Armenia. La politica estera svizzera è chiamata in causa (Cath.ch 08.05.24)
La commissione Giustizia e pace dei vescovi svizzeri in un comunicato rende noto che l’Armenia, la più piccola repubblica del Caucaso meridionale, affronta nuove minacce dopo l’espulsione di circa 150.000 armeni dal Nagorno-Karabakh da parte dell’Azerbaigian, il quale rivendica un corridoio nel sud dell’Armenia per ottenere un accesso diretto alla sua exclave Naxçıvan. Per evitare che la situazione sfoci in un ulteriore conflitto militare, la politica estera svizzera deve assumere una posizione più decisa in favore di una soluzione pacifica del conflitto.
La Commissione nazionale svizzera Giustizia e Pace e la rete delle Commissioni europee Giustizia e Pace sono preoccupate per le attuali tensioni nel Caucaso meridionale. In qualità di membro del Consiglio per i diritti umani delle Nazioni Unite, la Svizzera si dovrebbe impegnare per i diritti umani e il rispetto del diritto internazionale. Questa appartenenza comporta anche una responsabilità politica. Se la Svizzera vuole essere all’altezza delle proprie aspirazioni, dei propri interessi e del suo rapporto ultracentenario con la popolazione armena, deve assumere un ruolo più impegnato in politica estera.
Nel corso di discussioni e scambi con ONG, organizzazioni umanitarie ed esperti politici sul campo, Giustizia e Pace ha osservato che, nonostante le concessioni sostanziali fatte dall’Armenia nei negoziati di pace in corso, le posizioni dure e inasprite dell’Azerbaigian rimangono invariate.
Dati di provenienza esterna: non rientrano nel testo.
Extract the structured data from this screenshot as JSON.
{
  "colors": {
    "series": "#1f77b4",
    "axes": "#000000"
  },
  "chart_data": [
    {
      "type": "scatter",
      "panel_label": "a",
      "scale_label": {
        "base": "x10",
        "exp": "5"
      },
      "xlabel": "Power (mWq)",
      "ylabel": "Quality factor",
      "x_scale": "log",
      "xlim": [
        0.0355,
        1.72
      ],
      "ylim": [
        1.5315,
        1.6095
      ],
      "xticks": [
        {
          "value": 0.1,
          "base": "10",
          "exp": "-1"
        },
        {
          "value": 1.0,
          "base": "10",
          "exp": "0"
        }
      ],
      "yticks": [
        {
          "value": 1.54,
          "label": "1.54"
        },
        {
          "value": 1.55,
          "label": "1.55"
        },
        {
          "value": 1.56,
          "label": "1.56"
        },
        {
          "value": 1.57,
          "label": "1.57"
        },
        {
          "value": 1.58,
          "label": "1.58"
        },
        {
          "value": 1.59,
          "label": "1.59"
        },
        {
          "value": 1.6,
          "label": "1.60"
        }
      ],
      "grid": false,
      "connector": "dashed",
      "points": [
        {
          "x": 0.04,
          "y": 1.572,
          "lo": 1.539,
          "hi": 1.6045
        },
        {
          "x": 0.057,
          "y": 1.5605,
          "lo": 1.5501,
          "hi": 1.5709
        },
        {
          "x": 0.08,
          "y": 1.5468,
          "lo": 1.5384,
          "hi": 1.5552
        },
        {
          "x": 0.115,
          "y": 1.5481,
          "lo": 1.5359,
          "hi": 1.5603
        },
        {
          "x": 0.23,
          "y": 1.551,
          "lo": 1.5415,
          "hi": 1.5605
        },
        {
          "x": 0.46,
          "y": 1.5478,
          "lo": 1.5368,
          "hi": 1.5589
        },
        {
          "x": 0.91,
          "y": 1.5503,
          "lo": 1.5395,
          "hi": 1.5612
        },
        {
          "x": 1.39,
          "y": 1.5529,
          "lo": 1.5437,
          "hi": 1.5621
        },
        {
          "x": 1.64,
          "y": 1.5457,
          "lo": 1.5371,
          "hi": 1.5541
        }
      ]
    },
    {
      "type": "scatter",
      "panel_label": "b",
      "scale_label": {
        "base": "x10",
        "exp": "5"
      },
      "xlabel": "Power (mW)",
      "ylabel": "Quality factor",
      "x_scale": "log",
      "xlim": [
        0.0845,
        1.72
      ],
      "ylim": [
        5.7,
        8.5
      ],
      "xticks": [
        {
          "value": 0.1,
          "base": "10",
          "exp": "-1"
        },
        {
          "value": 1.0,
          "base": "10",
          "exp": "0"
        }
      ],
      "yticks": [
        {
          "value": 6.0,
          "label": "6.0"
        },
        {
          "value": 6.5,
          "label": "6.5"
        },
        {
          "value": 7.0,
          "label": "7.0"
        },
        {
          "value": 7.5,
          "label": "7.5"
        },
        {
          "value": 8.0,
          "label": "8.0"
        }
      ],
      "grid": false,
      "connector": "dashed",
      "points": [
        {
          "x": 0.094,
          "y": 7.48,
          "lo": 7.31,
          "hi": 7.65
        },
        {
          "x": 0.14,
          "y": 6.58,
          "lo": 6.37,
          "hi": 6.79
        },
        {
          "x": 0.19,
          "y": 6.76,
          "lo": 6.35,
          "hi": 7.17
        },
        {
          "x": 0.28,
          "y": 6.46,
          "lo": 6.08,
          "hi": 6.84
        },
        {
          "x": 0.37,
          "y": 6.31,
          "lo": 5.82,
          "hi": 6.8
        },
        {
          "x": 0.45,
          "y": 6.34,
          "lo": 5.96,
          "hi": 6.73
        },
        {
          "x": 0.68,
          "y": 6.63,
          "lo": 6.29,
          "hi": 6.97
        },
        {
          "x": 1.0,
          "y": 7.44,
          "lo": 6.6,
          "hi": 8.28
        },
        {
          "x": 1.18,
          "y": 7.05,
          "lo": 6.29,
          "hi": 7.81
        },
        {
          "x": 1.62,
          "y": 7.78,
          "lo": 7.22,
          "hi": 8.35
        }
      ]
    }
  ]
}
La minaccia di ulteriori interventi militari è nell’aria. L’Azerbaigian è sostenuto dalla Turchia, mentre la Russia non onora i suoi obblighi di alleanza nei confronti dell’Armenia dal 2020. Ciò rende la situazione sul terreno una polveriera.
La risposta dell’Armenia alla situazione precaria di lunga data è di rivolgersi sempre più all’Europa, in particolare all’UE, a partire dal 2020. Anche la Svizzera ha dichiarato ufficialmente la propria disponibilità ad avvicinarsi all’Armenia da una prospettiva politica europea.
Per Giustizia e Pace, i seguenti aspetti della politica estera svizzera sono di primaria importanza dal punto di vista dell’etica della pace.
Il Consiglio federale e, se competente, il Parlamento dovrebbero:
- insistere sull’attuazione di tutte le decisioni e raccomandazioni pertinenti della Corte internazionale di giustizia e della Corte europea dei diritti dell’uomo in relazione al conflitto tra Armenia e Azerbaigian;
- adoperarsi per il rilascio di tutti i prigionieri di guerra e degli ostaggi detenuti dalle autorità azere arbitrariamente e, secondo il diritto internazionale, illegalmente;
- fare pressione su entrambe le parti, in particolare sull’Azerbaigian, per risolvere tutte le questioni in sospeso esclusivamente attraverso negoziati e con mezzi pacifici, nel pieno rispetto della sovranità e dell’integrità territoriale di ciascun Paese e del diritto internazionale. Occorre astenersi dall’uso della forza e dalla minaccia della forza;
- adoperarsi per garantire che l’Azerbaigian si astenga da discorsi di odio discriminatorio e da continue dichiarazioni istigatorie volte a denigrare la comunità etnica armena;
- fornire ai circa 150.000 rifugiati e sfollati in Armenia un’assistenza per l’integrazione e l’avviamento economico commisurata alla tradizione umanitaria e alle risorse finanziarie della Svizzera;
- perseguire l’obiettivo di un ritorno sicuro, volontario e permanente di tutti gli armeni sfollati dalla loro patria del Nagorno-Karabakh e contribuire a far sì che possano condurre una vita libera da paure, intimidazioni e discriminazioni nella loro patria;
- contribuire attivamente a garantire che una missione guidata dall’UNESCO, composta da esperti internazionali e locali indipendenti, abbia accesso al Nagorno-Karabakh per documentare lo stato degli antichi siti di fede cristiana e garantirne la conservazione;
- contrastare qualsiasi altra violazione da parte dell’Azerbaigian che non tenga conto delle rivendicazioni dell’Armenia all’integrità territoriale secondo il diritto internazionale, alla rinuncia alla forza armata richiesta a livello internazionale e alla protezione delle minoranze, con mezzi legali, economici e politici i più rigorosi possibili, comprese sanzioni mirate contro i responsabili.
Con una simile posizione, la politica estera svizzera può contribuire, nel proprio interesse, in modo credibile e preventivo a uno sviluppo più stabile e pacifico del Caucaso meridionale.